This phrase, made famous in Geoffrey Moore’s book of
the same name, refers to a phenomenon of technology markets.
His theory breaks technology customers into a number of categories:
early adopter, laggard, and so on. You can see a chart representing
customer types and the location of the chasm in Figure 1.
If you examine the Figure, you’ll note that the chasm
separates early stage customers from mainstream customers,
with the former representing around 15% of a market, with
the latter representing around 85%, thereby illustrating why
crossing the chasm is so vital; most of the growth potential
and profits lies on the far side of the chasm. Moore’s
primary message is that there is a discontinuity between early
stage customers and mainstream customers: what worked for
early customers isn’t sufficient for later stage customers,
and satisfying the latter isn’t just a matter of doing
a bit more incrementally; in fact, there’s a chasm of
expectations between early stage and later stage customers.

Figure 1
Later stage customers expect far more than early stage customers,
and they expect a different type of offering from their providers.
While early customers are willing to live with incomplete
and non-fully featured products, across the chasm customers
demand fully functional products – but that’s
just the beginning; beyond the product itself, these customers
need great support, wide professional services availability,
easy integration with other products, and so on. In other
words, across the chasm customers need products easy to consume.
Moore calls them “whole products,” because they
have all the characteristics to succeed with mainstream customers.
Moore posits that getting a technology ready to address these
customer requirements is an enormous challenge – as
one might expect, given that a chasm must be crossed. The
crux of his argument is adding all these additional product
characteristics is a huge amount of work for small vendors
and requires different abilities than what got those vendors
to the chasm jumping-off point. While quick responses and
immediate customer satisfaction may have been enough to get
going, building out a professional services network and the
myriad of other tasks is a job of a different order. Not every
company successfully jumps the chasm.
Moore’s theory is extremely influential in the technology
industry. “Crossing the chasm” is as widely-bandied
about a phrase as there is. In fact, I used it in the Open
Source Maturity Model, noting that, for open source, finding
and evaluating the different resources that comprise a whole
product (which I called a mature product) is a different type
of task, given that many open source products emanate from
non-commercial communities or from tiny startups without the
resources to create whole products.
As you might expect, Moore’s theory is widely applied
to open source software markets. You often hear people asking
“has open source crossed the chasm?” I have heard
the question answered in the affirmative each of the past
four years, thereby indicating that open source has had the
most protracted crossing in history!
However, in presenting this notion, the people asserting
so confidently that open source has crossed the chasm have
overlooked a critical thing: it isn’t enough for commercial
open source companies that their products be adopted by mainstream
users; they have a second chasm to cross – and that
chasm is a lot tougher to get across.
That chasm is the chasm of payment; in other words, getting
a user to become a customer. If you look at Figure 2, you’ll
see that the location of this second chasm is far to the right
of the first one. Depending upon the individual product, most
open source companies estimate that approximately one in 1,000
users become customers; that is, the paying customer base
is only those companies lying beyond three standard deviations
from the mean.

Figure 2
Seen from the perspective of the traditional “crossing
the chasm” model, this situation is unheard of. The
traditional model has mainstream companies unwilling to buy
a technology until it’s a whole product; once the additional
characteristics are available, mainstream companies, according
to the model, turn into very willing buyers.

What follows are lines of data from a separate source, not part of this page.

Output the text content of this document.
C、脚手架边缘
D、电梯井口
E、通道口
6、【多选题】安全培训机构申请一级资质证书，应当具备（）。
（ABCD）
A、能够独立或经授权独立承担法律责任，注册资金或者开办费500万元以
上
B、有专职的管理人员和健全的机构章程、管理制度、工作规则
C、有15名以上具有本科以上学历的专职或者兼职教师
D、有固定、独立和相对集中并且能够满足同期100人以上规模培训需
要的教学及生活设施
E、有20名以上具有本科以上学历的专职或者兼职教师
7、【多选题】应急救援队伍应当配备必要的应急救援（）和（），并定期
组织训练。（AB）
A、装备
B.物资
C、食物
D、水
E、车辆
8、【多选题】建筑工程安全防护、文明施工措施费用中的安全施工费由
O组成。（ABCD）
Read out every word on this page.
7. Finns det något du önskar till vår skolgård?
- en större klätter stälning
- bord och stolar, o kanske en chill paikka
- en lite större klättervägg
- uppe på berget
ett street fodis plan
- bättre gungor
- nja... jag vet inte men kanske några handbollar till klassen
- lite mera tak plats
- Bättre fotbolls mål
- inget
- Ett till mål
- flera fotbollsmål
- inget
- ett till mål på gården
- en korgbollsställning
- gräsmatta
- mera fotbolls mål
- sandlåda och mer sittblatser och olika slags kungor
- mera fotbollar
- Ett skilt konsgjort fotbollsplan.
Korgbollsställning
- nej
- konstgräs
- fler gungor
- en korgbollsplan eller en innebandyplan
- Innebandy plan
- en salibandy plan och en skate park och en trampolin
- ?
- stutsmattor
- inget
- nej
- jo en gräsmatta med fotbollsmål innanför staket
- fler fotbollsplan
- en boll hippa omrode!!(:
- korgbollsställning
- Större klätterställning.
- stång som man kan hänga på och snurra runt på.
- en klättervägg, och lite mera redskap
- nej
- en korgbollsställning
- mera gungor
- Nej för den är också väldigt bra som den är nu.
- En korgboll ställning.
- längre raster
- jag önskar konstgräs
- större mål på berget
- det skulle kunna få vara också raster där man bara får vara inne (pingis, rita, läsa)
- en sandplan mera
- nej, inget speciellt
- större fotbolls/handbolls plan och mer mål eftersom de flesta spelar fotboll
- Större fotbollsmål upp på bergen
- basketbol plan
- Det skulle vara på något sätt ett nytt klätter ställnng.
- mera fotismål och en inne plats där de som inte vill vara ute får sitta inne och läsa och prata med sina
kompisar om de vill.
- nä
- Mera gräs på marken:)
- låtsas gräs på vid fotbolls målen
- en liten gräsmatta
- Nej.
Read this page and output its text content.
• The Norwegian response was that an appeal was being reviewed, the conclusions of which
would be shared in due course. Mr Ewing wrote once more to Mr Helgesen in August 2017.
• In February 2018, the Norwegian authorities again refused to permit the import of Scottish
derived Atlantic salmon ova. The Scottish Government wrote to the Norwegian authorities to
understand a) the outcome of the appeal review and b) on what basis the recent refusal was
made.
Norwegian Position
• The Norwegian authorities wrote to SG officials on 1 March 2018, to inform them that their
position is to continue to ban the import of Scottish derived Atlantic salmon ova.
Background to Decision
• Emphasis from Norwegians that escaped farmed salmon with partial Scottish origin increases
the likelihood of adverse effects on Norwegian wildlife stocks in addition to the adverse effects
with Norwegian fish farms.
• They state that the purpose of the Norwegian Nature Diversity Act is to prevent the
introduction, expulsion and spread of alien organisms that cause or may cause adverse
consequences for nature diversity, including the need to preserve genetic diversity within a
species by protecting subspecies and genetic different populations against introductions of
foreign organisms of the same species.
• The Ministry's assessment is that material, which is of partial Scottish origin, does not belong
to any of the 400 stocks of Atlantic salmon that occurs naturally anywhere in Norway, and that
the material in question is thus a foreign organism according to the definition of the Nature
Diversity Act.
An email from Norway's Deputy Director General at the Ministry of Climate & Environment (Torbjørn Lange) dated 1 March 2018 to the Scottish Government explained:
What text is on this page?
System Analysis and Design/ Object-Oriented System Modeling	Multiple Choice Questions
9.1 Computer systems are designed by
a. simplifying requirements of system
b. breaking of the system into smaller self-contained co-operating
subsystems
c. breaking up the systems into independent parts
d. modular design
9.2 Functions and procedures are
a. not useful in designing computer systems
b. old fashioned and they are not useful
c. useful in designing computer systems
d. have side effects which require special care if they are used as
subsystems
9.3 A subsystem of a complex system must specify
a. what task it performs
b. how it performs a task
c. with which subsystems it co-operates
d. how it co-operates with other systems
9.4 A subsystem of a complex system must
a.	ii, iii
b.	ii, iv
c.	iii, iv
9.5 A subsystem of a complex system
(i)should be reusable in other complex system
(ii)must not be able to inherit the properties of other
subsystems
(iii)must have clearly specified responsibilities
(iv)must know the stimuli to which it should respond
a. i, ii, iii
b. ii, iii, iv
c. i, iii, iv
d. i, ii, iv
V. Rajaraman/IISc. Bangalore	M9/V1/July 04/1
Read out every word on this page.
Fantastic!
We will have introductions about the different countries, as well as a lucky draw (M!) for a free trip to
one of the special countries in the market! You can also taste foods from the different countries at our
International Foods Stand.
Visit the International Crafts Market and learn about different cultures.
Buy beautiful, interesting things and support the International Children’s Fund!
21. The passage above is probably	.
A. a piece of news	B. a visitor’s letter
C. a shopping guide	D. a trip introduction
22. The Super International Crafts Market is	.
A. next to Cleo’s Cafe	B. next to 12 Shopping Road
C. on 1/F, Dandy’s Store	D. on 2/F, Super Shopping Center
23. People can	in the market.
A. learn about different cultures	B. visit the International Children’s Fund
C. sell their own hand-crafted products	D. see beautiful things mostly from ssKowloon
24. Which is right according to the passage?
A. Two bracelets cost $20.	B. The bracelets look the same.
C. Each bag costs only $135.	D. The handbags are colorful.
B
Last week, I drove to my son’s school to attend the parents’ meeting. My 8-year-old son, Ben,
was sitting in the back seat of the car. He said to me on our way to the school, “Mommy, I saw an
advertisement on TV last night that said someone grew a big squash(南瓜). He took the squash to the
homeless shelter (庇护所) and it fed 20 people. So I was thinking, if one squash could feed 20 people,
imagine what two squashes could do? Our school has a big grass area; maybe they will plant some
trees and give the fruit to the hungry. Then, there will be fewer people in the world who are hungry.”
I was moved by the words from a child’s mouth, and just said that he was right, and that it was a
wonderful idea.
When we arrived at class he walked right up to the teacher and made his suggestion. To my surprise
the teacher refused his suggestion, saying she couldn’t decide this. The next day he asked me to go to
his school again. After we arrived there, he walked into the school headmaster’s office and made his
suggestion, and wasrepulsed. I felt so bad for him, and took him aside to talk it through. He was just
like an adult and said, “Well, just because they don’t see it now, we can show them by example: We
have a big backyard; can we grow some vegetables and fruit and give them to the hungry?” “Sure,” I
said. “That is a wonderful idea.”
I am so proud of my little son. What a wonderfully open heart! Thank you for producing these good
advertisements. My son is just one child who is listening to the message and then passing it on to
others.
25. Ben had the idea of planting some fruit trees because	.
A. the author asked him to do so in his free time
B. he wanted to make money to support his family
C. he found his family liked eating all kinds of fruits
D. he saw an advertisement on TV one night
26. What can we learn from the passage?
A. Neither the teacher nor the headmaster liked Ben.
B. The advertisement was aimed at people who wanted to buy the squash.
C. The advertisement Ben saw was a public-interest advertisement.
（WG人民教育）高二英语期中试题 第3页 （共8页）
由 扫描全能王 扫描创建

The situation with commercial open source appears to be vastly
different. In fact, it directly contradicts the traditional
model. In an upending of Moore’s formulation, it seems
that mainstream companies are adopting open source without
relying on a vendor - or, at least, without needing to purchase
the full range of capabilities from a vendor. Instead, it
appears that the leopards have changed their spots, and mainstream
companies are downloading open source software, putting it
into production, yet fleeing a financial relationship with
the provider.
What can account for this puzzling change in the behavior
of mainstream companies? Why are they confounding us with
their inconsistent comportment, their contradictory willingness
to overturn the time-honored truths of Geoffrey Moore? How
can we understand the reality of commercial open source and
better predict the future of open source software?
Definitive answers are not possible, but here are some thoughts
about what the second chasm might mean:
Reason #1: Open source hasn’t actually crossed
the first chasm
The prediction of Crossing the Chasm is that once a product
has all the secondary elements of a whole product, mainstream
customers will line up to purchase. Yet, despite the efforts
of commercial open source companies to provide all those elements,
very few companies actually buy.
Maybe it’s because open source really hasn’t
crossed the chasm and mainstream companies are not actually
using open source; that is, maybe open source is still the
province of early adopters, few of whom feel compelled to
buy because they are, generally speaking, self-reliant.
While this reason would account for why only 1 in 1,000 users
would buy, I’m not sure I buy this reason. After all,
some of the announced customers of commercial open source
companies don’t seem like risk-seeking early adopters.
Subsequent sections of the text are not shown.